À M. CHARLES PONCY, À TOULON


Nohant, 20 octobre 1861.


Enfin, Maurice est revenu sain et sauf et je le tiens depuis huit jours ! Il en a mis sept pour faire la traversée de Terre-Neuve à Brest. Il a vu les grands lacs, la grande prairie, les sauvages, le Niagara, les aurores boréales dans le Nord, les brumes de Terre-Neuve, les jardins du Midi pleins de colibris, les champs de bataille, les camps des deux armées, les forêts vierges, que sais-je ! C’est une course au clocher, mais, en somme, une course bien intéressante, et il est très content de son voyage.

Il est fort comme un Turc ; il a passé brusquement par tous les climats et tous les régimes, sans avoir la plus légère indisposition.
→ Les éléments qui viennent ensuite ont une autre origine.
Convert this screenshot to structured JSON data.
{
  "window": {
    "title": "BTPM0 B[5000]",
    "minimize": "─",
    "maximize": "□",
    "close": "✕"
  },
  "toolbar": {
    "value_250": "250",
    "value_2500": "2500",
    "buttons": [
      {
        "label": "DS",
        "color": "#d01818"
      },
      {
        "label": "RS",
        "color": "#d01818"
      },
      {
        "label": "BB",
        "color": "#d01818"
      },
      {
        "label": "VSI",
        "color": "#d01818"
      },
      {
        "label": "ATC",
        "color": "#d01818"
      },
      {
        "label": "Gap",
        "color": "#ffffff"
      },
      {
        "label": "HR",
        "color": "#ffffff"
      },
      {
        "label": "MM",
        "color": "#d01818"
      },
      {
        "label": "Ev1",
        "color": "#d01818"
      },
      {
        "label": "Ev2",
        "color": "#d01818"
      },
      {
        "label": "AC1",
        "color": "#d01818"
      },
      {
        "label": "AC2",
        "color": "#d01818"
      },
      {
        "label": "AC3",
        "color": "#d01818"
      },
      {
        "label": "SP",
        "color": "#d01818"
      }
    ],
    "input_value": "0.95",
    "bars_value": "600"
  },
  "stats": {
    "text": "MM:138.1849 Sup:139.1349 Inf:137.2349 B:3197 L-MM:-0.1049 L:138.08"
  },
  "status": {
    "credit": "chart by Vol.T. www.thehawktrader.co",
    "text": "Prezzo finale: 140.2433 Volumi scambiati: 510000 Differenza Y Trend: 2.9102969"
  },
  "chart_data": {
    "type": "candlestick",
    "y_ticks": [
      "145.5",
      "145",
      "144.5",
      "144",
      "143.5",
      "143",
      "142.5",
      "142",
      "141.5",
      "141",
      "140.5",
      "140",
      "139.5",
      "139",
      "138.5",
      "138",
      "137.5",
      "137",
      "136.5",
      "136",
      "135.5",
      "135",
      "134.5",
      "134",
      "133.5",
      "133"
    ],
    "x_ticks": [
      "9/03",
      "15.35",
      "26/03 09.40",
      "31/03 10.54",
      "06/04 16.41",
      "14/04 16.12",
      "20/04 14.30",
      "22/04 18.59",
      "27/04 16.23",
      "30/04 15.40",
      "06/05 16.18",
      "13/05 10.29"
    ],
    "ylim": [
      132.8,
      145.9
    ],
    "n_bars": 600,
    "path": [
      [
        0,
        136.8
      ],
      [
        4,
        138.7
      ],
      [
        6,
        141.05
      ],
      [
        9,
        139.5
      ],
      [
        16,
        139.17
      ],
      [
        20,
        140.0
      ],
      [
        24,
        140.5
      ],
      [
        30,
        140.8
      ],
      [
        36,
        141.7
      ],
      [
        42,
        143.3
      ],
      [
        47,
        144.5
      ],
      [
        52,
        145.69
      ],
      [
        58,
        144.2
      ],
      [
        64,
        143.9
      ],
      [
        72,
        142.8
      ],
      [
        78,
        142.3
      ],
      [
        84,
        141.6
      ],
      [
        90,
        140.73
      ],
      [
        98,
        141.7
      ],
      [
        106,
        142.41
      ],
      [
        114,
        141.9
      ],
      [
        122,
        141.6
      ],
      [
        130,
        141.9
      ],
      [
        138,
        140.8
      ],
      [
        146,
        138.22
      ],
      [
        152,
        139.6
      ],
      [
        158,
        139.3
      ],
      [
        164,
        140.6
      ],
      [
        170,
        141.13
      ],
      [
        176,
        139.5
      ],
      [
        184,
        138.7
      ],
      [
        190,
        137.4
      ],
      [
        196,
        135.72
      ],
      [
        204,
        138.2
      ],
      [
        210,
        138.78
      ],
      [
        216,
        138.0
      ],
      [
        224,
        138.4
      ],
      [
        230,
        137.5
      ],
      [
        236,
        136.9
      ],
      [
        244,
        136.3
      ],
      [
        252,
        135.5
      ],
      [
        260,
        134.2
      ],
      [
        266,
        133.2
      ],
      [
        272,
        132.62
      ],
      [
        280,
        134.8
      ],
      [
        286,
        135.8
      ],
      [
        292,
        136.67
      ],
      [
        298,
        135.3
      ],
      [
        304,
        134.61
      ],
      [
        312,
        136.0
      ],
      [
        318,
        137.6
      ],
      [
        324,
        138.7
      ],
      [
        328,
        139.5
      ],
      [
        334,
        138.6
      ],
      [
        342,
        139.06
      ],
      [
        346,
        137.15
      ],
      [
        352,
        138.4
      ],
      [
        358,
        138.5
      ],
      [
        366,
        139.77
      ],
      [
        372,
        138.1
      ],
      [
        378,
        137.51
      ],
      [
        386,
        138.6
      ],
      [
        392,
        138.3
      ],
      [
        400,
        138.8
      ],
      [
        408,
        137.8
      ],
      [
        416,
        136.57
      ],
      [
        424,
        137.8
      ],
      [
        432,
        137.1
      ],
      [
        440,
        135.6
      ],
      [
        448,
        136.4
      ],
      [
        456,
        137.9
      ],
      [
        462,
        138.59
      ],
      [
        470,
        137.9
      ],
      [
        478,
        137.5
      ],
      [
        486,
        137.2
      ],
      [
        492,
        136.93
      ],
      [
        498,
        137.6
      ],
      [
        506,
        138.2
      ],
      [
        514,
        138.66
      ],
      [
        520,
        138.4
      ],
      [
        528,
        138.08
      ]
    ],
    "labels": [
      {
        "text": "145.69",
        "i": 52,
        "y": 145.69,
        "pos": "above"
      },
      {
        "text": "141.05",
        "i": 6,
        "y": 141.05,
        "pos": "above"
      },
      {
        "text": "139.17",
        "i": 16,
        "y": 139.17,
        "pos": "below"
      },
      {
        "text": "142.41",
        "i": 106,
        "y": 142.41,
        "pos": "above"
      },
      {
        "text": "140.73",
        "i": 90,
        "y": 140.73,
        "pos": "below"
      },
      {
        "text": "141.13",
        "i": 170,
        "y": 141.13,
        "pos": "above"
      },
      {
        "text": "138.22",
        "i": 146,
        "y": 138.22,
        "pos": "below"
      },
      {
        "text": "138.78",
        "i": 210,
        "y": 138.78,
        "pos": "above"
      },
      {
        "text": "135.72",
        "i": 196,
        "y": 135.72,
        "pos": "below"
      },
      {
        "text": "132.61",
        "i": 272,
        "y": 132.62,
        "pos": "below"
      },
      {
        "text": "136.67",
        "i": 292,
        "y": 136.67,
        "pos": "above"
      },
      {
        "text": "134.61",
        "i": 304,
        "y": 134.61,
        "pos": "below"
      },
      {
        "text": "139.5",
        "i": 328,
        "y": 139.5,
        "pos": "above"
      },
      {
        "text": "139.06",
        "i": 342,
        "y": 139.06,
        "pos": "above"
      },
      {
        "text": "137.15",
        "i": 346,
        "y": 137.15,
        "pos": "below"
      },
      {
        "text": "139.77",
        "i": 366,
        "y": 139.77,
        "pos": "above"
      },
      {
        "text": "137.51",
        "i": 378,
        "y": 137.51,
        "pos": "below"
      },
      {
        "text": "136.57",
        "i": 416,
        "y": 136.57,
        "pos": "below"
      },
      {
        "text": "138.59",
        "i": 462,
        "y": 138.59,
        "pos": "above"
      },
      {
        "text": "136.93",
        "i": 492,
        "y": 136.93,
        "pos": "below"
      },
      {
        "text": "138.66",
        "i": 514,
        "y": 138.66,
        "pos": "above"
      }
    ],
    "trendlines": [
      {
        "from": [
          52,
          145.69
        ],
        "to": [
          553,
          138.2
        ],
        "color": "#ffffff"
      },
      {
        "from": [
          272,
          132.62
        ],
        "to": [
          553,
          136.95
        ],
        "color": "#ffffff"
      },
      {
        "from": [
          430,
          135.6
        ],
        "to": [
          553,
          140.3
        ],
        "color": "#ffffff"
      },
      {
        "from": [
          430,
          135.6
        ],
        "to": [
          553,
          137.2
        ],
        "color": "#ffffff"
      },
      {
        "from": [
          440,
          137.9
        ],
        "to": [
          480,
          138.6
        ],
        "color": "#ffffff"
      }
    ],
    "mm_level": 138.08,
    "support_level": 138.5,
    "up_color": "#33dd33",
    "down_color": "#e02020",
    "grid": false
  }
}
Vous jugez si je suis contente, moi ! Je commençais à manquer un peu de courage et de force physique. Je me remets et je vais reprendre mon travail.

Et vous, vous avez bien trotté par cette chaleur ! nous en avons eu aussi une fière dose : 35 degrés centigrades à l’ombre pendant tout l’été et encore 25 à présent ; une sécheresse fâcheuse pour nos cultures, mais que j’aime bien pour ma consommation personnelle ; pas un souffle de vent, et un ciel aussi bleu que le vôtre.

J’ai reçu, par madame Trucy, de bonnes nouvelles de sa famille et de Tamaris. Tout y va bien, même le cher Bou-Maza, dont vous nous avez fait porter le deuil je ne sais pas pourquoi.

Il y a bien longtemps que je veux vous écrire ; mais j’ai tant de monde en septembre et en octobre, qu’il n’y a pas moyen de causer avec les absents. La maison ne peut pas désemplir. Mais, en novembre, tout file et on reprend les occupations raisonnables.